Nisfu Syaban, Sejarah dan Hukum Melaksanakannya
- NU Online
Terkait teknis peringatan malam Nisfu Syaban, ada sekitar dua perbedaan pendapat dikalangan ulama Syam.
Pertama, disunahkan menghidupkan malam Nisfu Syaban secara jamaah di masjid. Menggunakan pakaian terbaik mereka, membakar dupa (bukhur) dan mereka i'tikaf di dalam masjid. Ishaq bin Rahawaih menyetujui atau tidak mengingkari apa yang mereka lakukan. Ia juga berkata, "Menghidupkan malam Nisfu Sya'ban di masjid-masjid secara berjamaah bukanlah bid'ah," pendapat ini di nukil oleh Harb Al-Karmani dalam kitab Masa'ilnya.
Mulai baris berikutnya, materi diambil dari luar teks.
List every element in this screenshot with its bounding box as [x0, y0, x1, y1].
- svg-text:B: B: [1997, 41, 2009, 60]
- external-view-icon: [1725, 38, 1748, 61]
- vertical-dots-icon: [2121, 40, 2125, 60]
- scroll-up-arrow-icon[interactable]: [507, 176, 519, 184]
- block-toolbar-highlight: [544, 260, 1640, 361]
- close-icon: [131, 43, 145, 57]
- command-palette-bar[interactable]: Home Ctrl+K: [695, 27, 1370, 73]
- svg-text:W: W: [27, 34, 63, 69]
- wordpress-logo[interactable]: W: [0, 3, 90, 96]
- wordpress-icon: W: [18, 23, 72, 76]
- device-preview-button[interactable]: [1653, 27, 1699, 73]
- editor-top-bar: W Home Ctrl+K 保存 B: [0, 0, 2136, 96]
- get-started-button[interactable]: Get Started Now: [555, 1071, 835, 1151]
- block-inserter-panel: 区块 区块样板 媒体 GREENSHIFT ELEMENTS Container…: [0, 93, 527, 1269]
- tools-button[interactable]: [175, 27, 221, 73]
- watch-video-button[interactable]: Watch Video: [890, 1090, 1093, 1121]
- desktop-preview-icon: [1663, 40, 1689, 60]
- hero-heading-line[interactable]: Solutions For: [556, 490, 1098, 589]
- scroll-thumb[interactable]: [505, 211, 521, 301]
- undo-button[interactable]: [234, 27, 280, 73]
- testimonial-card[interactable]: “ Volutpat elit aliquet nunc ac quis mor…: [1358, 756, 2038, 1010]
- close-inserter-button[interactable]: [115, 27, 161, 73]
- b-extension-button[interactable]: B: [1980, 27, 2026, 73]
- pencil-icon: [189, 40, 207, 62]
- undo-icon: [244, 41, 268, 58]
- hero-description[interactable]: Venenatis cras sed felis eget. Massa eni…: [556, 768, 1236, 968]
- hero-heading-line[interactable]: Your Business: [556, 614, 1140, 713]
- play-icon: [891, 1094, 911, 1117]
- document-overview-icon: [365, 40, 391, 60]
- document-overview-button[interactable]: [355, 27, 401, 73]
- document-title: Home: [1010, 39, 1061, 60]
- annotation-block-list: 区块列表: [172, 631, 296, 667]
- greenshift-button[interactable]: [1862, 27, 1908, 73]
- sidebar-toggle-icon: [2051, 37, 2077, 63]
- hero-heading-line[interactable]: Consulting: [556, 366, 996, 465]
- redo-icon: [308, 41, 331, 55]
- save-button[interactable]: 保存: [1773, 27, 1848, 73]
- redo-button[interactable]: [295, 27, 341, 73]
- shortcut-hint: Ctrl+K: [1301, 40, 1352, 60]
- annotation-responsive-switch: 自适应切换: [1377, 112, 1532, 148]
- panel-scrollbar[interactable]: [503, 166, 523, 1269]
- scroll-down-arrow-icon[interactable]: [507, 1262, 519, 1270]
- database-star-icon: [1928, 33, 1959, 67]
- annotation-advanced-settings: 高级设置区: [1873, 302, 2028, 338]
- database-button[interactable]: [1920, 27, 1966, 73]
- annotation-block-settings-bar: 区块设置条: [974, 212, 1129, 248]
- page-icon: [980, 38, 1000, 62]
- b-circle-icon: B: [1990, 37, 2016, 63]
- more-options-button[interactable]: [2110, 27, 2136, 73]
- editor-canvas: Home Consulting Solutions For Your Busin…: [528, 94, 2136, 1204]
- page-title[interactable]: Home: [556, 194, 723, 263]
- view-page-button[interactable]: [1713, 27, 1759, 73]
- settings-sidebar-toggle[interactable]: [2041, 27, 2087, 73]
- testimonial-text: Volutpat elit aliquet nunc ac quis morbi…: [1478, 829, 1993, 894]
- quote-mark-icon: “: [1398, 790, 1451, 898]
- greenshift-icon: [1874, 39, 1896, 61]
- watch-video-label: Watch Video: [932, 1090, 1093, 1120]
Kedua, dimakruhkan berkumpul di dalam masjid-masjid untuk menghidupkan malam Nisfu Syaban dengan shalat, berdoa dan menyampaikaan kisah-kisah teladan, namun tidak dimakruhkan shalat sendiri untuk menghidupkan malam Nisfu Syaban. Ini adalah pendapat Imam Al-Auza'i, seorang imam, ahli fiqih dan alimnya negeri Syam. (Al-Qasthalani, Al-Mawahib Al-Laduniyah, juz III, halaman 301).
Demikian, di atas adalah dua pendapat yang disampaikan oleh Imam Al-Qasthalani dalam kitabnya Al-Mawahib Al-Laduniyah.
Intinya, perbedaan pendapat ulama terkait teknis menghidupkan malam Nisfu Syaban. Sebagian ulama mengatakan sunah dikerjakan secara berjamaah, sebagian lain memakruhkan secara berjamaah, namun jika pelaksanaannya sendiri tidak makruh.